Oral Arguments pending at the Court of Appeals for the Federal Circuit

Filed October 27, 2014
Case No. 15-1080

This case was submitted by plaintiff McRo, Inc. to the Court of Appeals for the Federal Circuit following the decision in favor of defendants. Some of the defendants include Bandai Namco Games America Inc., Sega of America Inc., and Electronic Arts Inc.  Oral arguments are this Friday, December 11, 2015.

The case was originally filed in the United States District Court for the Central District of California (case no. 2:12-cv-10322), on December 4, 2012. The patents-in-suit, 6,307,576 and 6,611,278, are entitled, "Method for Automatically Animating Lip Synchronization and Facial Expression of Animated Characters."

Below is an exemplary claim from the '278 patent:

1. A method for automatically animating lip synchronization and facial expression of three-dimensional characters comprising:

obtaining a first set of rules that defines a morph weight set stream as a function of phoneme sequence and times associated with said phoneme sequence;

obtaining a plurality of sub-sequences of timed phonemes corresponding to a desired audio sequence for said three-dimensional characters;

generating an output morph weight set stream by applying said first set of rules to each sub-sequence of said plurality of sub-sequences of timed phonemes; and

applying said output morph weight set stream to an input sequence of animated characters to generate an output sequence of animated characters with lip and facial expression synchronized to said audio sequence.

McRO alleged defendant Bandai infringed the patents-in-suit by using the claimed methods for automatically animating lip synchronization of three-dimensional characters.

The defendants argued McRO’s lip-sync animation patents claimed only an abstract idea under the U.S. Supreme Court’s recent Alice decision, and therefore the patents are invalid.
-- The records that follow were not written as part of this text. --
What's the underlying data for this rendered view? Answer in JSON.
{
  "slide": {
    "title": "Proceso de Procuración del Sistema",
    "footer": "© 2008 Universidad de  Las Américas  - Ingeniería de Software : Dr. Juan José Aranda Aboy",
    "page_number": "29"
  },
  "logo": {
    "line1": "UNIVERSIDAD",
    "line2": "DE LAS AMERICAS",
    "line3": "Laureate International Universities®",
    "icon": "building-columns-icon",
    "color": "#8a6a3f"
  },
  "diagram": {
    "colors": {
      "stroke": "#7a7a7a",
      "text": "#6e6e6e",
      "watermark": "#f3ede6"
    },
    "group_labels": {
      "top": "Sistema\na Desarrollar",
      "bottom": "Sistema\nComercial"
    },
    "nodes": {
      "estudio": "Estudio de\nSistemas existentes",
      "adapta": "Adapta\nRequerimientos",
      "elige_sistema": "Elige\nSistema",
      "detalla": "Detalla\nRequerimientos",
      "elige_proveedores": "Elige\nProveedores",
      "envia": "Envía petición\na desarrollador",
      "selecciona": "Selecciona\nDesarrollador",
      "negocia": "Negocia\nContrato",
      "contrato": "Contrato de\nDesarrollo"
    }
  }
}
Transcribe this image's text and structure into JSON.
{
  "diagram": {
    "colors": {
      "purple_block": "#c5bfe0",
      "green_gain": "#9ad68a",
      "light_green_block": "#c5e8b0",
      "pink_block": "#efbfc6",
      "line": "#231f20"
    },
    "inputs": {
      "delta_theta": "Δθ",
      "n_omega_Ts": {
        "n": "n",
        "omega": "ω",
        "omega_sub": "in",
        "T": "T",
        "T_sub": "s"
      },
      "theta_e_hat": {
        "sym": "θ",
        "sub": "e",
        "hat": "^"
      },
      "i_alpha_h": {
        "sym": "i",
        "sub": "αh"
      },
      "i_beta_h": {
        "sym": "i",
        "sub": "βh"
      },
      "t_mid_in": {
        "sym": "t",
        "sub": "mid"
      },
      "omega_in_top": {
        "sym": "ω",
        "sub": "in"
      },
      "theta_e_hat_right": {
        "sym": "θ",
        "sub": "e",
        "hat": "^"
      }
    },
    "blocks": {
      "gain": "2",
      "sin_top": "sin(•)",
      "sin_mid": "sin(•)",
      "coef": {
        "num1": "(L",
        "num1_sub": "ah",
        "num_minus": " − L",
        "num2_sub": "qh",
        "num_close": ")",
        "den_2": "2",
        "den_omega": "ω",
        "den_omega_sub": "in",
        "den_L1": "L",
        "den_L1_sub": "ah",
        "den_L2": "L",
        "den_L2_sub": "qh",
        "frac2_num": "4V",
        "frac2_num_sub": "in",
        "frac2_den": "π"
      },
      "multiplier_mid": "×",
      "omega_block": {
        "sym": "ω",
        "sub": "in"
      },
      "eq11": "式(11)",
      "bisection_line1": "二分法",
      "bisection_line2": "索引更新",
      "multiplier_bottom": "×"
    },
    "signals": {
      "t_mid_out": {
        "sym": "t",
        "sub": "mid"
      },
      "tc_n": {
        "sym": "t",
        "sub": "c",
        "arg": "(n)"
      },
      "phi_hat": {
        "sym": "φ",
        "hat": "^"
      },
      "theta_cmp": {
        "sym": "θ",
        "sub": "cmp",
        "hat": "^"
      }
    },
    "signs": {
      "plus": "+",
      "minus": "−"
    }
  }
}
McRO argued in the appeals court that the patents-in-suit were not invalid under the Alice case. McRO stated its patents claim a 3-dimensional lip-sync animation. McRO argued that the steps in the patent should be taken as a whole to determine patentability, rather than individually.

 The Alice case held that a patent is valid if the invention improves existing technological processes.

We will be attending oral arguments at the court, and will report any significant updates.